Chinese media issues stinging attack on Barack Obama and George W Bush
Chinese state media have launched an unexpected broadside at both departing President George W. Bush and his successor, President Barack Obama.
China Daily, the official English-language newspaper used to signal the Communist Party's views to the outside world, said President Bush had taken a "wrecking-ball" to world affairs.
Its stinging rebuke was in marked contrast to previous commentary by Party advisers which stressed President Bush's successes in improving ties with Beijing.
The comments, in the paper's main editorial, went on to express scepticism for President Obama's vision of remaking America.
"The US leaders have never been shy of talking about their country's ambition to be the leader of the world," it said, sarcastically. "For them, it is a divinely granted destiny no matter what other nations think."
It said more was required than just the "goodwill" Mr Obama might generate around the world.
The financial crisis would limit his power to act, put strains on overseas alliances and lead to clashes with other countries' interests, it said. He would most probably fail to win wars in Iraq or Afghanistan, broker peace in the Middle East, prevent Iran building a nuclear programme, or stabilise African countries.
"The realities on the ground are more complex than presented by Obama," it concluded.
The new hard line may reflect individual embarrassment by China Daily, the only major state media not to censor Mr Obama's speech yesterday. In fact, it carried the comments from his inaugural address saying that regimes which crush dissent are "on the wrong side of history" on its front page.
Yet China also sees current American weakness, due to the financial crisis and the unpopularity of the war in Iraq, as an opportunity for promoting its different approach to both internal governance and external relations on the world stage.
It has been effusive in its praise for President Bush's conciliatory stance towards Beijing - and his insistence on attending the opening ceremony of the Olympics last year, despite calls for a boycott.
But it clearly felt its basic dislike of American interventionist policies be restated. "The world was holding its breath awaiting the end of President George W. Bush's wrecking-ball approach to world affairs," it said.
The paper also carried an aggressive commentary denouncing Henry Paulson, the outgoing treasury secretary, and Ben Bernanke, chairman of the US Federal Reserve, for suggesting that China might be partially responsible for the financial crisis for allowing savings to rise and consumption to fall.
"These remarks exhibit the obvious intention of the top US financial authorities to shirk their responsibilities for poor financial performances and shift domestic dissatisfactions to other countries," wrote Shen Dingli, an international relations professor at Shanghai's Fudan University who also advises the government.
Only the day before, the same newspaper said the financial crisis would draw America and China closer together.
Most popular newspapers in China have reacted more positively to President Obama.
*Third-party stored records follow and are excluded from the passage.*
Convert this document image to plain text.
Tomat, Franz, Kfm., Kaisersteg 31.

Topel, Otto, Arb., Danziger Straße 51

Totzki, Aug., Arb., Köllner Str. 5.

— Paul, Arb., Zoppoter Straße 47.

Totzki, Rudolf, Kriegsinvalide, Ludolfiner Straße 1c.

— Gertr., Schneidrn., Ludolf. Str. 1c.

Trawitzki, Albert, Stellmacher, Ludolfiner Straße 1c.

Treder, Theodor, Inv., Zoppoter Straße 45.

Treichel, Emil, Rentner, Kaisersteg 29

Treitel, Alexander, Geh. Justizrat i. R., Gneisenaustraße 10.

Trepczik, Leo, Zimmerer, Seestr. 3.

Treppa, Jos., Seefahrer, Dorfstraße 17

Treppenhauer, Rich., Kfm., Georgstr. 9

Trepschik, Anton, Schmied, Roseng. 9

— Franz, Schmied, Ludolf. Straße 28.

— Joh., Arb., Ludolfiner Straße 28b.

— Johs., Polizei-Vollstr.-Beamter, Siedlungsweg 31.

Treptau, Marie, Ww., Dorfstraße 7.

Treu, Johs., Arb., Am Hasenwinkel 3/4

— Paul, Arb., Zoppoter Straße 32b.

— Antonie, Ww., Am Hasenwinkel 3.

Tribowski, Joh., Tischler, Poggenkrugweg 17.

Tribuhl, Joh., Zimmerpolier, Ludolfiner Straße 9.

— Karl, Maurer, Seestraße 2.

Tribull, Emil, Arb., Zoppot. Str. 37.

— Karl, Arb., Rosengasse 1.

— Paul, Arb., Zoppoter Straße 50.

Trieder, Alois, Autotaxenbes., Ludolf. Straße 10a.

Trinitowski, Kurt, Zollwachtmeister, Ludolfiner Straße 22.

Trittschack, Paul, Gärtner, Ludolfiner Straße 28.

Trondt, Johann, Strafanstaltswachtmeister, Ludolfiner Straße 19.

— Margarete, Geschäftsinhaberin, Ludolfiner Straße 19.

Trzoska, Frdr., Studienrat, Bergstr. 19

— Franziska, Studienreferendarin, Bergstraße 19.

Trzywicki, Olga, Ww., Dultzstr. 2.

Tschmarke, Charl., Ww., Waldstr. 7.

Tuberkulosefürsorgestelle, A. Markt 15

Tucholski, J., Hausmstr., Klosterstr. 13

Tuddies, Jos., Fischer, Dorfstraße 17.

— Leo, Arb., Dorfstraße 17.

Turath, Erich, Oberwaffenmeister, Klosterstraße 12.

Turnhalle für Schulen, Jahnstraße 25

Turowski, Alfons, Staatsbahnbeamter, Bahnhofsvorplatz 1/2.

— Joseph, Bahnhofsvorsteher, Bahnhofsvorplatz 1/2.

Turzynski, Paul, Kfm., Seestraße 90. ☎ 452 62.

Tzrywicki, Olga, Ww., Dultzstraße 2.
One website went so far as to portray him as Superman in a cartoon - albeit a Superman whose Chinese girlfriend refuses to lend him more money until he has learned to be more prudent with his finances.
The Chinese government has come under much criticism for investing so much of its foreign exchange reserves in lending to the US government - a policy it does not like but which it is forced to follow to avoid a too rapid appreciation of its own currency.
Individual internet commentators mixed admiration for President Obama and America's values with some hostility to what were taken as references to China - in particular his claim that America had "faced down" communism and fascism.
"Obama is such a brainless country bumpkin," wrote one, on the popular Sina.com. "It is already the 21th century and he still connects fascism with communism. This is a true failure of the USA."
"No matter how attractive Obama's personality is, the USA is still our enemy," wrote "Son of China". "What the American people can do, we can do as well."
But others criticised the decision by state media to censor the speech, and compared President Obama favourably to their own leaders. "When will China have such a young and energetic top leader who will give us such real speeches, instead of making speeches which feels like they are a thousand miles away?" wrote 'literate person'.